No, none for me, my lad. I did but glance at your brisk figure in order to
catch a reflected light and throw it upon your old rival yonder.
Again, in order to invest my conception of the old man with a more decided
sense of reality, I look at him in the very moment of intensest bustle, on the
arrival of the cars. The shriek of the engine as it rushes into the car-house
is the utterance of the steam fiend, whom man has subdued by magic spells and
compels to serve as a beast of burden. He has skimmed rivers in his headlong
rush, dashed through forests, plunged into the hearts of mountains, and glanced
from the city to the desert-place, and again to a far-off city, with a meteoric
progress, seen and out of sight, while his reverberating roar still fills the
ear. The travellers swarm forth from the cars. All are full of the momentum
which they have caught from their mode of conveyance. It seems as if the whole
world, both morally and physically, were detached from its old standfasts and
set in rapid motion. And, in the midst of this terrible activity, there sits
the old man of gingerbread, so subdued, so hopeless, so without a stake in
life, and yet not positively miserable,—there he sits, the forlorn old
creature, one chill and sombre day after another, gathering scanty coppers for
his cakes, apples, and candy,—there sits the old apple-dealer, in his
threadbare suit of snuff-color and gray and his grizzly stubble heard. See! he
folds his lean arms around his lean figure with that quiet sigh and that
scarcely perceptible shiver which are the tokens of his inward state. I have
him now. He and the steam fiend are each other’s antipodes; the latter is the
type of all that go ahead, and the old man the representative of that
melancholy class who by some sad witchcraft are doomed never to share in the
world’s exulting progress. Thus the contrast between mankind and this desolate
brother becomes picturesque, and even sublime.

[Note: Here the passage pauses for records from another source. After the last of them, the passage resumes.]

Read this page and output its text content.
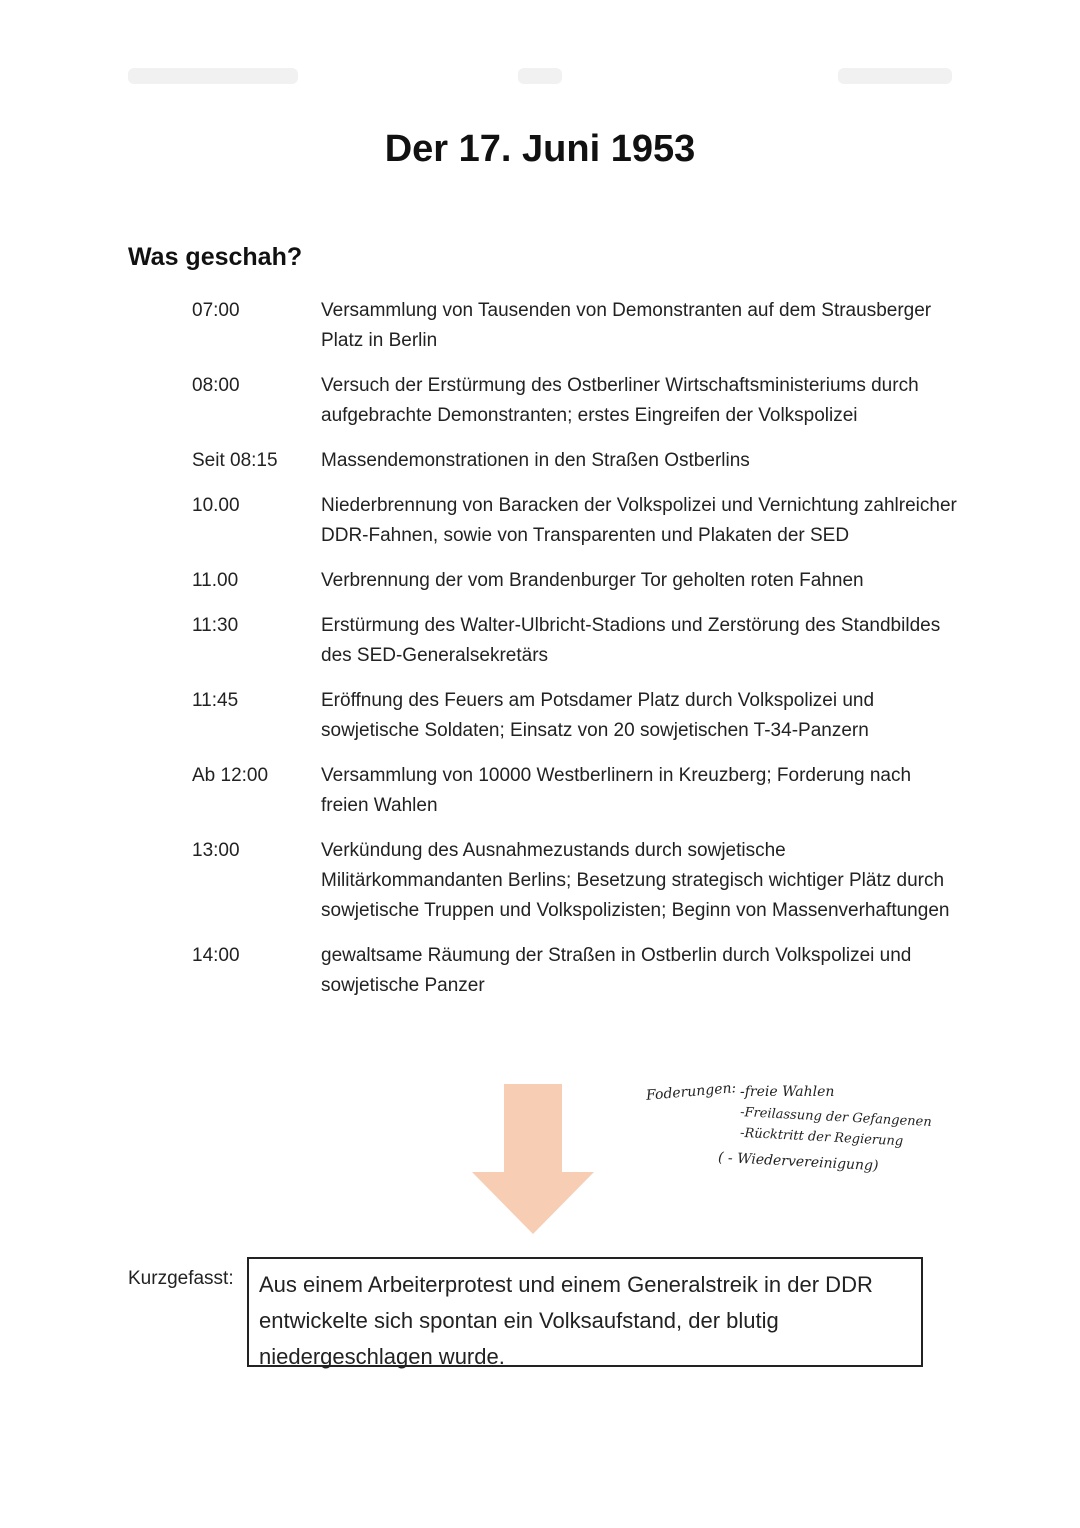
Der 17. Juni 1953
Was geschah?
07:00	Versammlung von Tausenden von Demonstranten auf dem Strausberger Platz in Berlin
08:00	Versuch der Erstürmung des Ostberliner Wirtschaftsministeriums durch aufgebrachte Demonstranten; erstes Eingreifen der Volkspolizei
Seit 08:15	Massendemonstrationen in den Straßen Ostberlins
10.00	Niederbrennung von Baracken der Volkspolizei und Vernichtung zahlreicher DDR-Fahnen, sowie von Transparenten und Plakaten der SED
11.00	Verbrennung der vom Brandenburger Tor geholten roten Fahnen
11:30	Erstürmung des Walter-Ulbricht-Stadions und Zerstörung des Standbildes des SED-Generalsekretärs
11:45	Eröffnung des Feuers am Potsdamer Platz durch Volkspolizei und sowjetische Soldaten; Einsatz von 20 sowjetischen T-34-Panzern
Ab 12:00	Versammlung von 10000 Westberlinern in Kreuzberg; Forderung nach freien Wahlen
13:00	Verkündung des Ausnahmezustands durch sowjetische Militärkommandanten Berlins; Besetzung strategisch wichtiger Plätz durch sowjetische Truppen und Volkspolizisten; Beginn von Massenverhaftungen
14:00	gewaltsame Räumung der Straßen in Ostberlin durch Volkspolizei und sowjetische Panzer
Foderungen: -freie Wahlen
-Freilassung der Gefangenen
-Rücktritt der Regierung
( - Wiedervereinigung)
Kurzgefasst:	Aus einem Arbeiterprotest und einem Generalstreik in der DDR entwickelte sich spontan ein Volksaufstand, der blutig niedergeschlagen wurde.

And now farewell, old friend! Little do you suspect that a student of human
life has made your character the theme of more than one solitary and thoughtful
hour. Many would say that you have hardly individuality enough to be the object
of your own self-love. How, then, can a stranger’s eye detect anything in your
mind and heart to study and to wonder at? Yet, could I read but a tithe of what
is written there, it would be a volume of deeper and more comprehensive import
than all that the wisest mortals have given to the world; for the soundless
depths of the human soul and of eternity have an opening through your breast.
God be praised, were it only for your sake, that the present shapes of human
existence are not cast in iron nor hewn in everlasting adamant, but moulded of
the vapors that vanish away while the essence flits upward to the infinite.
There is a spiritual essence in this gray and lean old shape that shall flit
upward too. Yes; doubtless there is a region where the life-long shiver will
pass away from his being, and that quiet sigh, which it has taken him so many
years to breathe, will be brought to a close for good and all.